In my years at school, I have played football, performed with the orchestra, and taken my fair share of heavy classes, but for me, making friends has been the most rewarding part of my education. What has always fascinated me though, is that the friends I made on the football team rarely knew any of my orchestra friends, and most of my friends in chemistry didn’t know my football friends. I always wondered why so many great people had never met each other.
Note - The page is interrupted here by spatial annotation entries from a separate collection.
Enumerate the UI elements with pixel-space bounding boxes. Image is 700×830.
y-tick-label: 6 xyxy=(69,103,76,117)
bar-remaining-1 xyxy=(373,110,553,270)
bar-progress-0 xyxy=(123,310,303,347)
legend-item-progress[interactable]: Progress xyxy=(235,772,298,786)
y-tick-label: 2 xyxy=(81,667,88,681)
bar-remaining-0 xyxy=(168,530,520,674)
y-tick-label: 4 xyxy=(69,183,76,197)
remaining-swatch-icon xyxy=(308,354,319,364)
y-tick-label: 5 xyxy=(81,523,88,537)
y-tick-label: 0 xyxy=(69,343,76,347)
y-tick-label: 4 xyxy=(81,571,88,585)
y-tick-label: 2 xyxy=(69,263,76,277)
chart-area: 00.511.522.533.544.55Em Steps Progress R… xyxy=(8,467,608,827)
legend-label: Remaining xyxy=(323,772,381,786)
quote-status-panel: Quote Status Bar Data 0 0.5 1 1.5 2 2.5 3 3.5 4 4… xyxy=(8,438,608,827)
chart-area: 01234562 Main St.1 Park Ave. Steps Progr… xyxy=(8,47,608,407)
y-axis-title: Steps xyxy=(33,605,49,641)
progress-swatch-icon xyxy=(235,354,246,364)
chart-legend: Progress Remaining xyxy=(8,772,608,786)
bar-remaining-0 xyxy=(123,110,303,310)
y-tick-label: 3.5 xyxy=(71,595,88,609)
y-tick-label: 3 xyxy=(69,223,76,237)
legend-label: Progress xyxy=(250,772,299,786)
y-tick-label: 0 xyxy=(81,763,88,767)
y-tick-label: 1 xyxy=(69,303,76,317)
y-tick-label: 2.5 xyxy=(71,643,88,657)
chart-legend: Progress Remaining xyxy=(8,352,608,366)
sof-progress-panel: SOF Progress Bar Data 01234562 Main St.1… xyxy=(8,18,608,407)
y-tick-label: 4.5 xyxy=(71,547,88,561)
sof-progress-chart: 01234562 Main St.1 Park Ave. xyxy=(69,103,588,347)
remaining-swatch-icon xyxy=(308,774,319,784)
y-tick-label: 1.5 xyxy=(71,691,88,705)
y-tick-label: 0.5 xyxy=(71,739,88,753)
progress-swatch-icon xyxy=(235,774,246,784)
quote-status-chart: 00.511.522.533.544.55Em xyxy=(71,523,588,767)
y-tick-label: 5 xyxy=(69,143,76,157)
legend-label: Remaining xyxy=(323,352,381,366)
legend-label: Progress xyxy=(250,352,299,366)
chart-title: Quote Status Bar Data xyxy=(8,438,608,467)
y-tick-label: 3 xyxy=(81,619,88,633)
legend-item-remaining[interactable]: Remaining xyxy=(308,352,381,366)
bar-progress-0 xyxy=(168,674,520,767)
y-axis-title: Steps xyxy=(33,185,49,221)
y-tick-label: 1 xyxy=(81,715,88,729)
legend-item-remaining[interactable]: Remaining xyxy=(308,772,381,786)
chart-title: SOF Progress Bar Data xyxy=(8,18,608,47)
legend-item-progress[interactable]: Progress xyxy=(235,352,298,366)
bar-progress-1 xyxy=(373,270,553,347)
One day during lunch, I walked past a table and saw group of friends, and realized that they had been sitting at that exact same table for the entire school year with the exact same people. I wondered why, but reasoned that it was probably more out of habit than anything, and that they just sat at the same table because it was familiar and comfortable. Why try something else that might not turn out so well? If I hadn’t moved twice and attended two junior highs, I might have sat at the same table every day too, but I didn’t choose that option. It wasn’t easy, but it was up to me to make new friends, and to get comfortable. Through this, I learned that even though people’s interests vary, and although their appearances and personalities are different, they are all worth getting to know.
My attitude has generally reflected Dickens’ observation that “every human creature is constituted to be that profound secret and mystery to every other,” and that people are like “those darkly clustered houses,” each with their own light, their own secret in every room. I believe that beneath the surface, despite our many differences in hobbies, appearances, and personalities, we are all human. I believe that rather than treating others as football players or band geeks, we should look a little deeper, so that we can find the common humanity that waits beneath those outward appearances.